La com­mu­nau­té des » méca­ni­ciens « , par son dyna­misme dans le domaine de la recherche et ses rela­tions très étroites avec le monde indus­triel, a su struc­tu­rer les for­ma­tions de DEA. Sur l’en­semble des 80 DEA liés au domaine de la méca­nique, envi­ron 80 % d’entre eux asso­cient plu­sieurs éta­blis­se­ments : uni­ver­si­tés et écoles d’in­gé­nieurs. Dans les DEA se côtoient ain­si, pour un enri­chis­se­ment mutuel évident, étu­diants de maî­trise, élèves-ingé­nieurs de 3e année et élèves venant de l’étranger.

Liste des villes uni­ver­si­taires pré­sen­tant un fort poten­tiel d’en­sei­gne­ment et de recherche en mécanique :

  • Bordeaux,
  • Grenoble,
  • Lille,
  • Lyon,
  • Marseille,
  • Metz,
  • Nancy,
  • Nantes,
  • Paris,
  • Poitiers,
  • Strasbourg,
  • Toulouse. 

Comme pour les DESS, le recru­te­ment des étu­diants s’ef­fec­tue sur dos­sier et sou­vent après un entre­tien. Les effec­tifs par DEA sont variables et peuvent atteindre 60 et même plus. La for­ma­tion théo­rique et métho­do­lo­gique est d’en­vi­ron 150 heures. Elle est sui­vie d’un stage de recherche d’une durée com­prise entre quatre et six mois.

Dans le domaine de la méca­nique, envi­ron 30 à 40 % des diplô­més DEA s’o­rientent vers une thèse de doc­to­rat. Un nombre impor­tant d’entre eux effec­tue un doc­to­rat avec un par­te­na­riat indus­triel (contrat CIFRE Conven­tion indus­trielle de for­ma­tion pour la recherche, cofi­nan­ce­ments divers…).
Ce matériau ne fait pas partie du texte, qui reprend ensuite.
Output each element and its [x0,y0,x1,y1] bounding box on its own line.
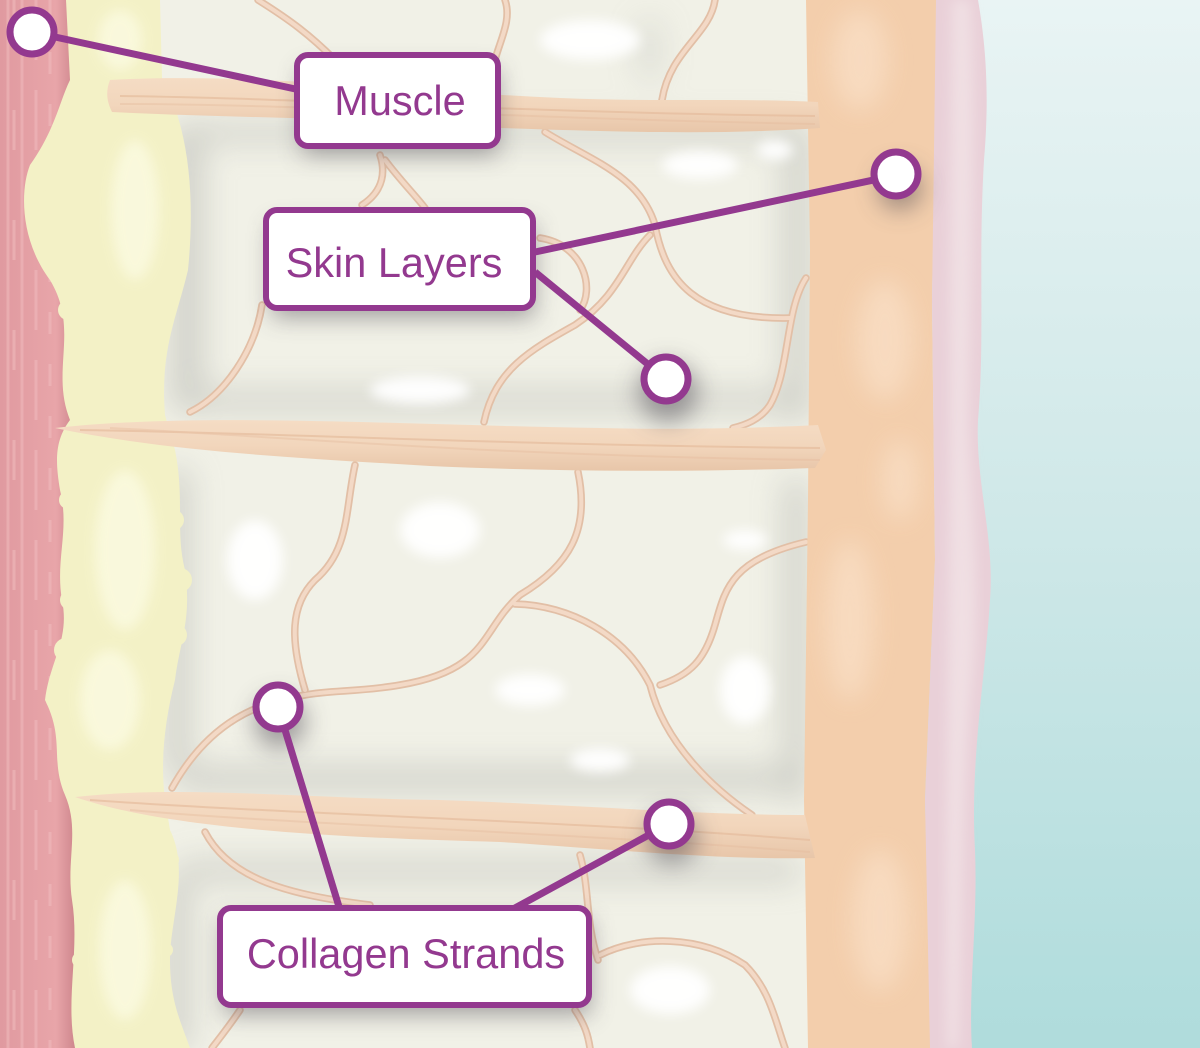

Le doc­teur (bac + 8) s’o­riente vers l’en­sei­gne­ment supé­rieur (20 à 25 %), les orga­nismes de recherche (10 à 15 %), les sec­teurs recherche et déve­lop­pe­ment des grandes entre­prises (40 %) et d’autres activités.

Mastaire, master, mastère

Le diplôme mas­ter ou mas­tère cor­res­pond à une for­ma­tion de niveau bac + 5 déli­vrée par un éta­blis­se­ment, très sou­vent une école d’in­gé­nieurs. Par ailleurs, dans le cadre de l’har­mo­ni­sa­tion euro­péenne des for­ma­tions supé­rieures et de la mise en place du » 3−5−8 « , il y a le mas­taire (ou mas­ter) : le grade mas­taire a été créé récem­ment (décret du 30 août 1999), et un pro­jet d’ar­rê­té rela­tif au diplôme natio­nal de mas­taire a été adop­té par le CNESER (Conseil natio­nal de l’En­sei­gne­ment supé­rieur et de la Recherche) le 4 février 2002 (mas­taire pro­fes­sion­nel et mas­taire recherche). Pour l’heure, en paral­lèle de ce nou­veau dis­po­si­tif, les DESS et les DEA sont maintenus.